„Wojtek przedstawił Ewie taką wersję siebie, jaką chciał, a ona naiwnie w nią wierzyła. Naprawdę mu ufała, stanowiąc idealną ilustrację przysłowia, że miłość jest ślepa. Cudowna dziewczyna zakochana w draniu zgrywającym księcia z bajki”.
Nie miałem z Wojtkiem kontaktu od czasów studiów. I już wtedy, szczerze mówiąc, uważałem go za palanta pierwszej wody. O ile na pierwszym roku skupiło się wokół niego grono ludzi, bo umiał robić wokół siebie szum, o tyle już na drugim się stopniowo wykruszali, gdyż jego czar działał na krótką metę.

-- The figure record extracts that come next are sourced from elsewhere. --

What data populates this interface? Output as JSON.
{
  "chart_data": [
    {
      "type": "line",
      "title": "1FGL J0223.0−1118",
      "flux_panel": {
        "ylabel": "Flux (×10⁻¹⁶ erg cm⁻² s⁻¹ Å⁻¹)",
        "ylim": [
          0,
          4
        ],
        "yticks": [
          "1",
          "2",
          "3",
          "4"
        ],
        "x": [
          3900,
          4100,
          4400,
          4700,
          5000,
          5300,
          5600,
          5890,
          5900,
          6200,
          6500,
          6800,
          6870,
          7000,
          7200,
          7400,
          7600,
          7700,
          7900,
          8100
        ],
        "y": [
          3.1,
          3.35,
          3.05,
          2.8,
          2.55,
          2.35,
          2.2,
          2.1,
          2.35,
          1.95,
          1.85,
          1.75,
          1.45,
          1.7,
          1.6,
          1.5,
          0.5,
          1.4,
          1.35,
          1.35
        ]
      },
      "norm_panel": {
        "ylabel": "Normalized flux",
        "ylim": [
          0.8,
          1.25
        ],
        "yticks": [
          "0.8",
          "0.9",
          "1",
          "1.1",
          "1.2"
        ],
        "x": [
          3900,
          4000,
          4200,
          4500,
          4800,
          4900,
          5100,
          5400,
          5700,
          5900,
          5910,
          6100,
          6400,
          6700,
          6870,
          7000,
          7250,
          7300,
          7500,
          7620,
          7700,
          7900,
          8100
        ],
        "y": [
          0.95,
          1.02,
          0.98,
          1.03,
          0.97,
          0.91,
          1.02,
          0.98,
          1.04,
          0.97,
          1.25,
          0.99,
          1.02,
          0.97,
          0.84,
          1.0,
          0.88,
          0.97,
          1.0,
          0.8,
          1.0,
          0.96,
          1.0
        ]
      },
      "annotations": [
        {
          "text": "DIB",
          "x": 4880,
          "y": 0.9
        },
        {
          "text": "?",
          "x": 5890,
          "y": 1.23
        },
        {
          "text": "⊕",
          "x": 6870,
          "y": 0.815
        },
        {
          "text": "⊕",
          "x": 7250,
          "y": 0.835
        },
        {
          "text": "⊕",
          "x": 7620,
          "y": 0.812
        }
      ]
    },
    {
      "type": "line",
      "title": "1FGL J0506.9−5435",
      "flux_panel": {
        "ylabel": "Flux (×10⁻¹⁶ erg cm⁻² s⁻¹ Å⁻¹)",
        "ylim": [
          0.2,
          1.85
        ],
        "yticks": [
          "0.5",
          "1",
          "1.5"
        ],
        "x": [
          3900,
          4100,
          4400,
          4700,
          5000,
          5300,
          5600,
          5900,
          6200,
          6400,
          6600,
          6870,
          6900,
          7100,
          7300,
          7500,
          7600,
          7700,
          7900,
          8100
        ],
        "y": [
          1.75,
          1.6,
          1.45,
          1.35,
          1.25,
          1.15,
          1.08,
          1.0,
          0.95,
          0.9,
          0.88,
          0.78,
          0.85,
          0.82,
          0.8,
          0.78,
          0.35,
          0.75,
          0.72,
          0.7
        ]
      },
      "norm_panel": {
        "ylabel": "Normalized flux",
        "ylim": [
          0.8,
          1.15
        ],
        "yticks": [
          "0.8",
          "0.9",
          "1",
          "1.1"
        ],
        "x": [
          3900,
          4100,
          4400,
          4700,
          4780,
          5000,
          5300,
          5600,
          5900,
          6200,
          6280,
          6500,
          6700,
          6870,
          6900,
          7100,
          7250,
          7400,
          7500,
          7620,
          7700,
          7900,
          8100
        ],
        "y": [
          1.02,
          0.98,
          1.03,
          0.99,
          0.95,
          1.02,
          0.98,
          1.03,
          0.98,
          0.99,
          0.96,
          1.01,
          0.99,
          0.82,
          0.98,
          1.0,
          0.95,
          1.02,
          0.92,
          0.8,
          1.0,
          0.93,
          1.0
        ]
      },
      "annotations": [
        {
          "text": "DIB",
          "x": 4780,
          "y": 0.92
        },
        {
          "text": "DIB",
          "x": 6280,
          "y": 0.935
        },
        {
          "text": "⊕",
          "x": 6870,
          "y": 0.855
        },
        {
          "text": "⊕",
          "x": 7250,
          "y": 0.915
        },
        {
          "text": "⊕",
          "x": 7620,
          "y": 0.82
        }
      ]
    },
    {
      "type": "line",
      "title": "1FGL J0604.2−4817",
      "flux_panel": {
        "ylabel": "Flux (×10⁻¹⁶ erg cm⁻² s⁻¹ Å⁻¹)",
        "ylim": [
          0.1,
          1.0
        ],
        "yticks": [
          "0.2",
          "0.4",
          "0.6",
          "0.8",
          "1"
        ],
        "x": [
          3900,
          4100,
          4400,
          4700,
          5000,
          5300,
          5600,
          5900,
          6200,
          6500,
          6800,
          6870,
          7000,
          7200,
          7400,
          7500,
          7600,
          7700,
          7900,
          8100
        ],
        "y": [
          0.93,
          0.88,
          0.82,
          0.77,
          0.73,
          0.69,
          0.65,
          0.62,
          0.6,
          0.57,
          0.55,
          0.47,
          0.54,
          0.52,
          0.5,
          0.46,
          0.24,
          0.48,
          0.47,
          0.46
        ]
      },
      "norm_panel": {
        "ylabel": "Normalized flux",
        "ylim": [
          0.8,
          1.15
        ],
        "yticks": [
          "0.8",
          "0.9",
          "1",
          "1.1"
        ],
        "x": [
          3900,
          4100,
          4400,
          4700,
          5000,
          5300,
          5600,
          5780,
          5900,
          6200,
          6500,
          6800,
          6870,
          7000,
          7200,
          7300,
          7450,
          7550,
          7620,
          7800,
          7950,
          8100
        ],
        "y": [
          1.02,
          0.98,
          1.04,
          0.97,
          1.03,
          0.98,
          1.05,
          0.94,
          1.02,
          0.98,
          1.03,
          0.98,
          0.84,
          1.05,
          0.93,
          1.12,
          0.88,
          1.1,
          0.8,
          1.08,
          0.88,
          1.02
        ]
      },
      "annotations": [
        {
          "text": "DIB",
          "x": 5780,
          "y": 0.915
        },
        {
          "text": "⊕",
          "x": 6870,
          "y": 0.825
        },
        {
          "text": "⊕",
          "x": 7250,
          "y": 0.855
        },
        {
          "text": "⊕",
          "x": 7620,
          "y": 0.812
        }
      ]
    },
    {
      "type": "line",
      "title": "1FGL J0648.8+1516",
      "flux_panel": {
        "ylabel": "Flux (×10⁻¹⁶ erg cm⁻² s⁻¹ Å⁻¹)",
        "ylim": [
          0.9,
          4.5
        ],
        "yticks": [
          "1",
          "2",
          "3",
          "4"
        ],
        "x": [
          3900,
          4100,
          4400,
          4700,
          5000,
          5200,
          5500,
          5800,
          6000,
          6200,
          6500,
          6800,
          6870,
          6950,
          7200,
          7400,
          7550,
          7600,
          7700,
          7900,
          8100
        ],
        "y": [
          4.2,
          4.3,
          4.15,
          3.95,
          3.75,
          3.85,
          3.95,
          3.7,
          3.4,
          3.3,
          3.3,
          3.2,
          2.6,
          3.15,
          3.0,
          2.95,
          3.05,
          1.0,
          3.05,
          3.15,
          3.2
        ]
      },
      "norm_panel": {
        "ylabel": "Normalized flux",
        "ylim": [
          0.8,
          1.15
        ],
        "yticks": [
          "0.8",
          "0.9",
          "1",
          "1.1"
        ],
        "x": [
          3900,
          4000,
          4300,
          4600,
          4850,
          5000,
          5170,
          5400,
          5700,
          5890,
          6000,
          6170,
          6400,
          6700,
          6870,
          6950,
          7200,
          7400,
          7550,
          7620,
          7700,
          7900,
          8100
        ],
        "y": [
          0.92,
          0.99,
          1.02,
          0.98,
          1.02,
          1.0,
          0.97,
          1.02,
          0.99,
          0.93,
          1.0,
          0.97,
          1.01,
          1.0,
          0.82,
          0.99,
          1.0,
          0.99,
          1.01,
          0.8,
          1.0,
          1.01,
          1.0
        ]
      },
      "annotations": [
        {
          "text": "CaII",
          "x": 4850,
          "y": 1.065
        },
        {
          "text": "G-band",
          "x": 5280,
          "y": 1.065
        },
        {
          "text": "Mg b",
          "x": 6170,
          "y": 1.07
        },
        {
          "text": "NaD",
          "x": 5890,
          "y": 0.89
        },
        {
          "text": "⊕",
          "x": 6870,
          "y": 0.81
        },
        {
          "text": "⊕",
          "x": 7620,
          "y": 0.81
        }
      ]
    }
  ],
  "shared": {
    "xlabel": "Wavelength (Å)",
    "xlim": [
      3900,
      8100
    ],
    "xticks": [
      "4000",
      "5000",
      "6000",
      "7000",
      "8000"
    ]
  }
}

Nie przejmował się tym i tylko mnie uważał za kumpla, choć nie miałem pojęcia dlaczego. Potem jeden z chłopaków oświecił mnie, że tylko ja nie dałem mu jeszcze po gębie. Za co? Za dobieranie się do mojej kobiety.
Cóż, byłoby mu trudno, bo byłem w związku na odległość, który ostatecznie się rozpadł, a ja skupiłem się na nauce i odpuściłem sobie budowanie kolejnej relacji.